Mubarak, who built close ties with Israel, was frequently criticized by Egyptians for failing to help the Palestinians and for joining Israel in blockading the Gaza Strip after Hamas' 2007 takeover. Mubarak outraged many by keeping Egypt's crossing into Gaza closed for part of the three-week Israeli offensive in the territory in the winter of 2008-2009.
One protester, Hesham Khalil, said Morsi's response so far was "unexpected," suggesting it was an improvement over Mubarak.
"We are not used to such reactions but that still does not please the ambitions of Egypt's revolutionaries. We want a reaction that stops the bloodshed in Gaza."

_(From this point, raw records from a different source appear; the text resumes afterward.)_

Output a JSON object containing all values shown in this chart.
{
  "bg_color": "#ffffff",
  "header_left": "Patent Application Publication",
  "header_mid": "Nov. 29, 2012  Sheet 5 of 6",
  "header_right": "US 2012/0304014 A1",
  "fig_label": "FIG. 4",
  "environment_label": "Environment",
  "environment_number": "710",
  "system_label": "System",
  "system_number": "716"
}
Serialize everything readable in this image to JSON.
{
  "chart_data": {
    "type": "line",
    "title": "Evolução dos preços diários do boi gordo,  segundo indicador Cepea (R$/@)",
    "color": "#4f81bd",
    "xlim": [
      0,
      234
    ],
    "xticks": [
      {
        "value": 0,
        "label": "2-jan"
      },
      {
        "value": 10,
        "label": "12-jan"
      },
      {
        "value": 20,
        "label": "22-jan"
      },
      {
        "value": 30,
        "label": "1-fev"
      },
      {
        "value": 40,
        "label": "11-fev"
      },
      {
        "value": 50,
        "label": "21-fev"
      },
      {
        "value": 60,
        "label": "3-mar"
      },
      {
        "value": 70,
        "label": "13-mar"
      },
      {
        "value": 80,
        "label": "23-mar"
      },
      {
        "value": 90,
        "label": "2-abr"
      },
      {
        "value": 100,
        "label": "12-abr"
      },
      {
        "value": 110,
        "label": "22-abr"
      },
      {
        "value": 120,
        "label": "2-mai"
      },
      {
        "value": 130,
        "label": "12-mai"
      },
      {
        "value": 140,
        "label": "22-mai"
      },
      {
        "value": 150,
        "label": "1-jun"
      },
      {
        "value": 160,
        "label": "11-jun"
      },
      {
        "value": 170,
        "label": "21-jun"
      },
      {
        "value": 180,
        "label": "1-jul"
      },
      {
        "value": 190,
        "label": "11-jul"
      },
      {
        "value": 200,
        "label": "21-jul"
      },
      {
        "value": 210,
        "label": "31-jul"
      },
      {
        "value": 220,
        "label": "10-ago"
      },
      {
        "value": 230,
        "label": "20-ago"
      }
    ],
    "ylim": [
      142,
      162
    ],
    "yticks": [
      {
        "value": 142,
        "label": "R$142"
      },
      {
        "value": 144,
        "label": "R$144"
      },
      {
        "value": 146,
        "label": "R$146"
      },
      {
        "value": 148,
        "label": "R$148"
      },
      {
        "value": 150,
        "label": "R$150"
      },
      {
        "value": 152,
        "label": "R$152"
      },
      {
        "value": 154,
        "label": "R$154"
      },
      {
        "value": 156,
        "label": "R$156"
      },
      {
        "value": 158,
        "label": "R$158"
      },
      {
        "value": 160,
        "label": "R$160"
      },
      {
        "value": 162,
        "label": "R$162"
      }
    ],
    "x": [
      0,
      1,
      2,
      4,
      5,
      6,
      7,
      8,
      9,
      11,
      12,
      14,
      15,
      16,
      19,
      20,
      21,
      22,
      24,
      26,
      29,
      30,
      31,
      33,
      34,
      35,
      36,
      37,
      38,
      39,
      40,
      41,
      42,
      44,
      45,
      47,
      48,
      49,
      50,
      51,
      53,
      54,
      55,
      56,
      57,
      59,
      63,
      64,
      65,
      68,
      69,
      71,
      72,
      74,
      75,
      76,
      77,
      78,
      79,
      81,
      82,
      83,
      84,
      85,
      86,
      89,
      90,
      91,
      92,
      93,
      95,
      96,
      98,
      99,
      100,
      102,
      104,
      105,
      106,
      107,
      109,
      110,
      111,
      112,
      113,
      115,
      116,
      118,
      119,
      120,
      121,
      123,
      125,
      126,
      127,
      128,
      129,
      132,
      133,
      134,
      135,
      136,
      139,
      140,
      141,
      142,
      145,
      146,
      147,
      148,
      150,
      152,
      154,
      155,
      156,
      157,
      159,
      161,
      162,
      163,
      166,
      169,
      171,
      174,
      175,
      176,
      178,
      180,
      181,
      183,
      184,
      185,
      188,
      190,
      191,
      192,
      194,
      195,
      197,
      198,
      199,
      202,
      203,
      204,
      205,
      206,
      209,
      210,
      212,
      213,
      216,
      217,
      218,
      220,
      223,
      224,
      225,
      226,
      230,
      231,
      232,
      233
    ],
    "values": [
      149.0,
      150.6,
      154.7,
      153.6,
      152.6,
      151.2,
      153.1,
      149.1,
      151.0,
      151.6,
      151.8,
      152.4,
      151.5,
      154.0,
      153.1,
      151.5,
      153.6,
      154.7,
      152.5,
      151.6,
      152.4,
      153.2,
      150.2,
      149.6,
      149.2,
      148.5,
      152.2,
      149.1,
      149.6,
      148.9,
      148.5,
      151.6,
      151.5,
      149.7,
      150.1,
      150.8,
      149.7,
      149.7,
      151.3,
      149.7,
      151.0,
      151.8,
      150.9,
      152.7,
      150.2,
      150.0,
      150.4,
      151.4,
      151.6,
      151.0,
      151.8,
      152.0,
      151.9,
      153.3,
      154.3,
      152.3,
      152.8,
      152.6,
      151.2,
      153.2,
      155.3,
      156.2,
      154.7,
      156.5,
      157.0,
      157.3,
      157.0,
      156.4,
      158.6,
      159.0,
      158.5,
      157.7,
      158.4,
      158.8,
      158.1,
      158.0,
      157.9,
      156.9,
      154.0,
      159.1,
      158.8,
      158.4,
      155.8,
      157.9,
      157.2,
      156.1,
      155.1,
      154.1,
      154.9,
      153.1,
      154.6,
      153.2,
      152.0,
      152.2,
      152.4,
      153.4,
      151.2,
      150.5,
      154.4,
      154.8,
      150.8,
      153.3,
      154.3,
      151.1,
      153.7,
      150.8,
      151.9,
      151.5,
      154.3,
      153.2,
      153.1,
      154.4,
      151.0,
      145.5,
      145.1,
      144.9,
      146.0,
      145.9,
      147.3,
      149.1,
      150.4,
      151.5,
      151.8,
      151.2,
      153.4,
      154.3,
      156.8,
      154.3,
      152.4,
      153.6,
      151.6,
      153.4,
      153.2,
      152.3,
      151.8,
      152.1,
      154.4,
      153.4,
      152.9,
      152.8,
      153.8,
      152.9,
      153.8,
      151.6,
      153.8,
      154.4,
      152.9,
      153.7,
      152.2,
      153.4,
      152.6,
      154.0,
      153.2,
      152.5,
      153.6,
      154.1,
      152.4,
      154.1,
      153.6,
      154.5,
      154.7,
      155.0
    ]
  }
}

One of the Arab world's most well-known television clerics, Sheik Yusuf al-Qaradawi, gave a prayer sermon Friday at Cairo's foremost mosque, Al-Azhar, vowing the Islamic world would not be silent in the face of Israel's military operation in Gaza. The Egyptian-born al-Qaradawi, who is based in Qatar, was largely exiled from Egypt under Mubarak's rule for his closeness to the Brotherhood.
"Our (Muslim) community is the strongest community," al-Qaradawi said, addressing thousands of worshippers packed tightly in the mosque. "Israel, the arrogant supremacist on the ground, cannot break this community with its missiles, weapons from the air, ground and sea, or with its nuclear bombs."